Das mais de 7,4 mil pessoas que participaram da pesquisa, 86,5% se identificaram como mães. O perfil dos graduandos indica que a média de idade é de 33 anos, e a maioria frequenta aulas presenciais, sendo 43,3% no período noturno. A composição demográfica dos participantes também é significativa: 46% são solteiros, 60,2% se autodeclaram negros, 79,5% estão matriculados em instituições públicas federais, e 59,6% têm apenas um filho.
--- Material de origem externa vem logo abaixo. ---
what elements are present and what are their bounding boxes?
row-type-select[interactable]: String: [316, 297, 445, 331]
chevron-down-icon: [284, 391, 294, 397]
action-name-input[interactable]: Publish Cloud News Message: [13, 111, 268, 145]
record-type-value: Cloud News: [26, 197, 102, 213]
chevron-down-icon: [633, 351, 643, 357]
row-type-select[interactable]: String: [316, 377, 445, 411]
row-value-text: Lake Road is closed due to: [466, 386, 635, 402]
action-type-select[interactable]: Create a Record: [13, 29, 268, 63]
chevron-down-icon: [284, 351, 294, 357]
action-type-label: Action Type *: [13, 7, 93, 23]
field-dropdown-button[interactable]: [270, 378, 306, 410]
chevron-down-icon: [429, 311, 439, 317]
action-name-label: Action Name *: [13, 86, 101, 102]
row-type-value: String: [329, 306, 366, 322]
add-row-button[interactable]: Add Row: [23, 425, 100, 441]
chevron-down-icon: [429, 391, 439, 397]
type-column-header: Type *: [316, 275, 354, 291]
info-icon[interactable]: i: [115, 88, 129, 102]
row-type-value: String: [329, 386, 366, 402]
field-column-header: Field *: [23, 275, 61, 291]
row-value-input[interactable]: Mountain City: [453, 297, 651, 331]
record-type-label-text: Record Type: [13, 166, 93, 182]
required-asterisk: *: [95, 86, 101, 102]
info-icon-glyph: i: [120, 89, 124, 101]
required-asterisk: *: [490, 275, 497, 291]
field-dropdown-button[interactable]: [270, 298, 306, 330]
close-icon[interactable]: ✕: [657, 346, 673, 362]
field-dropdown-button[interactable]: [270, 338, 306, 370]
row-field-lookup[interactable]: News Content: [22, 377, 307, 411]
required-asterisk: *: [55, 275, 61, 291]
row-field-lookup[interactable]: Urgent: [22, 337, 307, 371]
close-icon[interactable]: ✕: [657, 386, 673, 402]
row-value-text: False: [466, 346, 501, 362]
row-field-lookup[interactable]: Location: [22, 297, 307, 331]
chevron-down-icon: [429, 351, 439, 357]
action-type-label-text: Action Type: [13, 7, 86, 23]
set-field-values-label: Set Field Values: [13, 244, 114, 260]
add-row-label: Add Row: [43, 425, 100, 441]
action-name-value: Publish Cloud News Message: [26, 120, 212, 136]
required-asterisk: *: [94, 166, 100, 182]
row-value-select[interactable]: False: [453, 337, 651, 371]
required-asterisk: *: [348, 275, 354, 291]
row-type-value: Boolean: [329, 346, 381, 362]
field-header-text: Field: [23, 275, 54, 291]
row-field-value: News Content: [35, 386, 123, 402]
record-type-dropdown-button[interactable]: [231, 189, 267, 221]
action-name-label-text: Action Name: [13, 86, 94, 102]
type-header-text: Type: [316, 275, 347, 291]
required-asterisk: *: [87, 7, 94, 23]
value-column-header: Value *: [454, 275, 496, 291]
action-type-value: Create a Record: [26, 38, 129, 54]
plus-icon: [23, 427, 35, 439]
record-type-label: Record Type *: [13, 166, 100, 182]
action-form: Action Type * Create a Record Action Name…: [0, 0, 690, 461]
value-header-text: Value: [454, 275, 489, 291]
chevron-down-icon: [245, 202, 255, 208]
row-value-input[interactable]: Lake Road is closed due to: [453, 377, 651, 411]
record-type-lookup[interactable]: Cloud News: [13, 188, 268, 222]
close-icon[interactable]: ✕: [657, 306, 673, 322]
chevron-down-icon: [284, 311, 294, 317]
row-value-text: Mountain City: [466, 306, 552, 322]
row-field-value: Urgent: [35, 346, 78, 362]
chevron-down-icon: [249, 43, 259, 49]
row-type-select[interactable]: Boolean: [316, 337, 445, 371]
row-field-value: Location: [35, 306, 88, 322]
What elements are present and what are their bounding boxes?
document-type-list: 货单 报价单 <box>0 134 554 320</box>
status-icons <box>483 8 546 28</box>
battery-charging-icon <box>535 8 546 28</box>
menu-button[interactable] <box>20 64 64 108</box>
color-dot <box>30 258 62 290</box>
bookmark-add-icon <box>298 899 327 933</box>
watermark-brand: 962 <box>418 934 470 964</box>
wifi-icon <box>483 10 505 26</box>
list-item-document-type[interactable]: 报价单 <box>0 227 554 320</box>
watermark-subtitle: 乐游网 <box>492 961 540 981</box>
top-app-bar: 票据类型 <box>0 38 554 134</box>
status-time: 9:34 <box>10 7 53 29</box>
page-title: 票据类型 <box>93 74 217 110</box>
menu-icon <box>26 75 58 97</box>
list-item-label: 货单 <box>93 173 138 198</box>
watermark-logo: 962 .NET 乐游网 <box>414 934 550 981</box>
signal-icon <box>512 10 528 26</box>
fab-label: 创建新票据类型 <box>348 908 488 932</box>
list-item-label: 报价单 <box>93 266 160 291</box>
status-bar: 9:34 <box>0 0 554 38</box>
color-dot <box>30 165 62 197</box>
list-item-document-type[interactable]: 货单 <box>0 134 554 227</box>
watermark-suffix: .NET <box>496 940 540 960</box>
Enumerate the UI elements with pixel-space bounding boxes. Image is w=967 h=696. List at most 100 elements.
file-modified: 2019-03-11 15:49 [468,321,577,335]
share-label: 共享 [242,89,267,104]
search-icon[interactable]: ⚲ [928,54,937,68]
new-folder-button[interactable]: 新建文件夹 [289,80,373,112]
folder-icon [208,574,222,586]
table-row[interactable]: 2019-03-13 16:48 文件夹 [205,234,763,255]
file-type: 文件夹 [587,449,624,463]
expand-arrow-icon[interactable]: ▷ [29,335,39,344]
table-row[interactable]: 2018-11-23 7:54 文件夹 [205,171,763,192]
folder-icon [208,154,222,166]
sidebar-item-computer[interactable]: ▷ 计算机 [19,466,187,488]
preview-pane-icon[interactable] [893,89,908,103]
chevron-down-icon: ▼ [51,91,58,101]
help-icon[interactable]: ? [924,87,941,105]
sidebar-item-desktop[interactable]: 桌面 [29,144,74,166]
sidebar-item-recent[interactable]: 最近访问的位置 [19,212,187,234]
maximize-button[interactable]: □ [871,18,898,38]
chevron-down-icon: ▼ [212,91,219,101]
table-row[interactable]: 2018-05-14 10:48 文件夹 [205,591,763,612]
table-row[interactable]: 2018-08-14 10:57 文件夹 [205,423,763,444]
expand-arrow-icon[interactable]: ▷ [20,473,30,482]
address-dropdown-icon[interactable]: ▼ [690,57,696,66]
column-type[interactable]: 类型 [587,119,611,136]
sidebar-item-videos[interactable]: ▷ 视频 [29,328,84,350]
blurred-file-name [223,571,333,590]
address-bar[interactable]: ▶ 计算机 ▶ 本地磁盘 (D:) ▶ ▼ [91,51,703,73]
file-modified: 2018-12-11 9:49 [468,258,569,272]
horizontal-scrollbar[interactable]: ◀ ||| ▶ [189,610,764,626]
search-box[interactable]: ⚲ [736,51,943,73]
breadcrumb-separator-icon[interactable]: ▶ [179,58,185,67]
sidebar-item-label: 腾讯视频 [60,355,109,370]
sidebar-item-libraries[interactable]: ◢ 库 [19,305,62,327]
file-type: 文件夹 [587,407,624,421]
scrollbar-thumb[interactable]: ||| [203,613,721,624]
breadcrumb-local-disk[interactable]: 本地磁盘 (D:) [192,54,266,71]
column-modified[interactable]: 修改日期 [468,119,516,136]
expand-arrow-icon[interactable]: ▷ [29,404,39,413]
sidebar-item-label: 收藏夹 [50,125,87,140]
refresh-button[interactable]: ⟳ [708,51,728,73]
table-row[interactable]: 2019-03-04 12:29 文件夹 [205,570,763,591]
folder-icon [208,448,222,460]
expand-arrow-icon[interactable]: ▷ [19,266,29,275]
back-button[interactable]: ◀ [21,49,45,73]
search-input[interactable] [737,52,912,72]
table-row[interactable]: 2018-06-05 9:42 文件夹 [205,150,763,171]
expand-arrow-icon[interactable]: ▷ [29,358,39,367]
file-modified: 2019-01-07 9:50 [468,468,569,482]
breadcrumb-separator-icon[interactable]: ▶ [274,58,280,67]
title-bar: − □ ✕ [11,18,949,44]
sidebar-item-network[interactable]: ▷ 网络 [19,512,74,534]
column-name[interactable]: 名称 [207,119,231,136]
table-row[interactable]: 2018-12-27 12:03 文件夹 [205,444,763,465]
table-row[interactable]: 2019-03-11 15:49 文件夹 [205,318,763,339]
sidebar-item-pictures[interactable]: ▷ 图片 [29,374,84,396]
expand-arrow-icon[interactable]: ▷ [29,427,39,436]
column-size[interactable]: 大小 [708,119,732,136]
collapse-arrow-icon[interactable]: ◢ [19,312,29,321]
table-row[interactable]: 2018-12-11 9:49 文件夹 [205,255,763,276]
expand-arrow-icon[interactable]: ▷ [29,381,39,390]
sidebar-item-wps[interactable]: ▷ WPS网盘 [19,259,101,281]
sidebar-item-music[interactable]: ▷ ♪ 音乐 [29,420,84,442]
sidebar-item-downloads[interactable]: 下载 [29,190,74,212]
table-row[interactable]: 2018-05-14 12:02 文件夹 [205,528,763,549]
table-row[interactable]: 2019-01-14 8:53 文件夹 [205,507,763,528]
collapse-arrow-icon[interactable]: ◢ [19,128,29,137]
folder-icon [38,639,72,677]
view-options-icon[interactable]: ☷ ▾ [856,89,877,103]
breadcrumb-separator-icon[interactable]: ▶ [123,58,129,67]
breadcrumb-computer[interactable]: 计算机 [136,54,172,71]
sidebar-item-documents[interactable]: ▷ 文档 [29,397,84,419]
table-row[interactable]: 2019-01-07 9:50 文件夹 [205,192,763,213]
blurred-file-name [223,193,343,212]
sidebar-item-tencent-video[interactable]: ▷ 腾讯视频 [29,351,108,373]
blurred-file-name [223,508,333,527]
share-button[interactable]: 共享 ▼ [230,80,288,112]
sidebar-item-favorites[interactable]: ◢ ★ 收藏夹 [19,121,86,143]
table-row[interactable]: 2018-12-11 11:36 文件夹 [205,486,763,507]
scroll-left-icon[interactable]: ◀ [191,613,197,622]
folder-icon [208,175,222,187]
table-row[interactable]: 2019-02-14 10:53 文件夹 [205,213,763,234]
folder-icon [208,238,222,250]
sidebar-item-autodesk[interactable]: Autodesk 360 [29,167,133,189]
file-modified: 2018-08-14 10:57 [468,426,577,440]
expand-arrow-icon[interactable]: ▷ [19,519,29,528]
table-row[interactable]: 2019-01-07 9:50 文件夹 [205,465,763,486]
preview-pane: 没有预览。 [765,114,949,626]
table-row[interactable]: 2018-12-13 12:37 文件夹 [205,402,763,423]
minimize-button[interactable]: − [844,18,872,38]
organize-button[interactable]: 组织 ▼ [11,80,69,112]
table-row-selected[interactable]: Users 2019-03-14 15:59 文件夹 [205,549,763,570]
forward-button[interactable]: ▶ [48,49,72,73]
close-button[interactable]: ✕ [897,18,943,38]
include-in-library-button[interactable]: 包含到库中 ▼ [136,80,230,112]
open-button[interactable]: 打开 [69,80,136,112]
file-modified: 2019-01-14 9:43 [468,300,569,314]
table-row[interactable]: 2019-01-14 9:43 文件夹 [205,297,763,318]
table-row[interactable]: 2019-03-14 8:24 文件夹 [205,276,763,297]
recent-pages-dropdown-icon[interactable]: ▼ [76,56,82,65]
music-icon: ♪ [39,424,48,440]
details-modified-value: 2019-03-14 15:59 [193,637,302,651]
Outro aspecto alarmante dessa realidade diz respeito à segurança alimentar das crianças desses alunos. Os restaurantes universitários, que deveriam oferecer uma alimentação a preços acessíveis, falham em atender a essa demanda. A pesquisa aponta que 51% dos alunos de graduação com filhos e 49,3% dos da pós-graduação relatam que suas crianças não têm acesso a alimentação nos restaurantes, e apenas uma fração consegue usufruir desse benefício de forma gratuita. Além disso, um percentual alarmante de estudantes não tem clareza sobre o direito de seus filhos à alimentação, evidenciando a falta de informação e uma possível falha na comunicação institucional.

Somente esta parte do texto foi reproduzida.